Story posted May 19, 2004
Bowdoin College has received an $800,000 grant from the Howard Hughes Medical Institute (HMMI) to recruit more minorities to the sciences, expand student research opportunities, and develop new curriculum for overlapping disciplines, such as biology, chemistry, math, and physics.
The four-year grant also will expand Bowdoin's science outreach, with summer workshops for high school teachers and students in spectrophotometry, neuroscience, and chemistry.
"This grant will allow us to focus more energy on interdisciplinary approaches - both in research and in the classroom," said Patsy Dickinson, Bowdoin professor of biology and neuroscience. "New fields are blurring the lines among disciplines; students now need to understand how the biological sciences are interwoven with chemistry, physics and math."

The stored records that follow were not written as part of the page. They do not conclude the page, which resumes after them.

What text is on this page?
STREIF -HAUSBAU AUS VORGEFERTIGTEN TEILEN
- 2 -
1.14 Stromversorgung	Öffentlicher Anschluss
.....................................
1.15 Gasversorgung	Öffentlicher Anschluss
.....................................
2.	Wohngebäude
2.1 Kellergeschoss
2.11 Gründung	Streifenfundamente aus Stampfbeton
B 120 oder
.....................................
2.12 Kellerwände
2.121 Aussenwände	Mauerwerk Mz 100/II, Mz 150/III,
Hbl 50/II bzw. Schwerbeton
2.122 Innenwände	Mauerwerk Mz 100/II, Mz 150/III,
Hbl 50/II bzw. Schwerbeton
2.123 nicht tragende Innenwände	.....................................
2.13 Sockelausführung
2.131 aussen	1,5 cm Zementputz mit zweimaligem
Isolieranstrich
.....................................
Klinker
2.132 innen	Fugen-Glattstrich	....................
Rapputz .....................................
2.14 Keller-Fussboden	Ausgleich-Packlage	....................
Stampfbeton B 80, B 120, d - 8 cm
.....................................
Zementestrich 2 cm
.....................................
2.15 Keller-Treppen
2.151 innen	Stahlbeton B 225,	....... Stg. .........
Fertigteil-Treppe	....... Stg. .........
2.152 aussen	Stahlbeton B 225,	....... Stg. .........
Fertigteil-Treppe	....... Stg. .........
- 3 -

Bowdoin College was one of only 42 undergraduate institutions to receive the highly competitive four-year grants. The grant will increase the number of research students in Bowdoin's summer science research program, which now supports faculty-mentored research projects for nearly 50 students, and allow Bowdoin faculty to bring a more interdisciplinary approach to research-based programs and curriculum.
"Undergraduate biology is not well-funded nationally," noted Stephen Barkanic, director of HHMI's undergraduate science education program. "Public and private funders tend to focus their support on ... graduate training, but undergraduate biology tends to be neglected."
The Howard Hughes Medical Institute is the nation's largest private supporter of science education from elementary school through postdoctoral studies. This is Bowdoin's third HHMI grant, and will be used to continue expansion of its bioscience programs, research, and laboratory facilities.